Economie werkgroep 1
1. Een van de meest beroemde uitspraken in de Economie is:“There is no such thing as
a free lunch”. Leg uit wat wordt bedoeld met deze uitspraak. Zelfs als de lunch gratis is,
moet je er wel tijd aan besteden. In die tijd had je ook iets anders kunnen doen. Er zijn dus
opofferingskosten: de nettowaarde van de keuze die je niet gemaakt hebt (= je tweede keuze).
Kosten die verloren gaan doordat je gaat lunchen.
De opbrengsten - de kosten van je tweede keuze.

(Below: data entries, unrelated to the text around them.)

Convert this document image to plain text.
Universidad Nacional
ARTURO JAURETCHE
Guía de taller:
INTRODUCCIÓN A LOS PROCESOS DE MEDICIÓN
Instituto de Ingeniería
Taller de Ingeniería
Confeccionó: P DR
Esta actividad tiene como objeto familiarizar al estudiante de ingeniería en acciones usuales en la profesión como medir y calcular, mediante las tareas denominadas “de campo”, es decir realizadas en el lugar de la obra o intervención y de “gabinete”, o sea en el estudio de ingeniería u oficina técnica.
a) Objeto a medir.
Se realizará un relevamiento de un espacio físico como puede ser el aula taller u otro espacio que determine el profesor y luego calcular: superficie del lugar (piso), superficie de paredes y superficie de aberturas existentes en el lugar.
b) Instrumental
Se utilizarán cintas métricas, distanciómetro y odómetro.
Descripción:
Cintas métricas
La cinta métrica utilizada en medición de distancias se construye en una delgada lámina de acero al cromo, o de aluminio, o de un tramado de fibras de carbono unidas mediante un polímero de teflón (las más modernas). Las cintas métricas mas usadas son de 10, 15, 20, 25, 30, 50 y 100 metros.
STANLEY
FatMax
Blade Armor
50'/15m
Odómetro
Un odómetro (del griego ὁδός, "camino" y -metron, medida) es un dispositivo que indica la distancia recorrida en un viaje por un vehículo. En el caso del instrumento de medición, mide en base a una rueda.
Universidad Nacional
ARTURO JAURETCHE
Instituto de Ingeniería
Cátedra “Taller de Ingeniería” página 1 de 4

2. Over het algemeen is het geboortecijfer (aantal kinderen per vrouw) van hoog
opgeleide vrouwen lager dan van minder hoog opgeleide vrouwen. Gebruik
“opofferingskosten” (opportunity costs) om dit fenomeen uit te leggen. Als je kinderen
krijgt, ben je tijd kwijt aan het opvoeden van en zorgen voor je kinderen. In de tijd die je
gebruikt om te zorgen voor je kinderen, kan je niet werken, en verdienen je dus geen salaris.
Voor hoogopgeleiden zijn de opofferingskosten voor deze tijd relatief gezien hoger, omdat ze
een hoger salaris hebben, en dus relatief gezien meer geld laten gaan.
3. Hoe zou een econoom de waarde die iemand hecht aan “vrije tijd” proberen uit te
drukken in euro’s? Leg uit. Door middel van opportunity costs: dus hoeveel geld is diegene
bereid om te laten liggen voor vrije tijd.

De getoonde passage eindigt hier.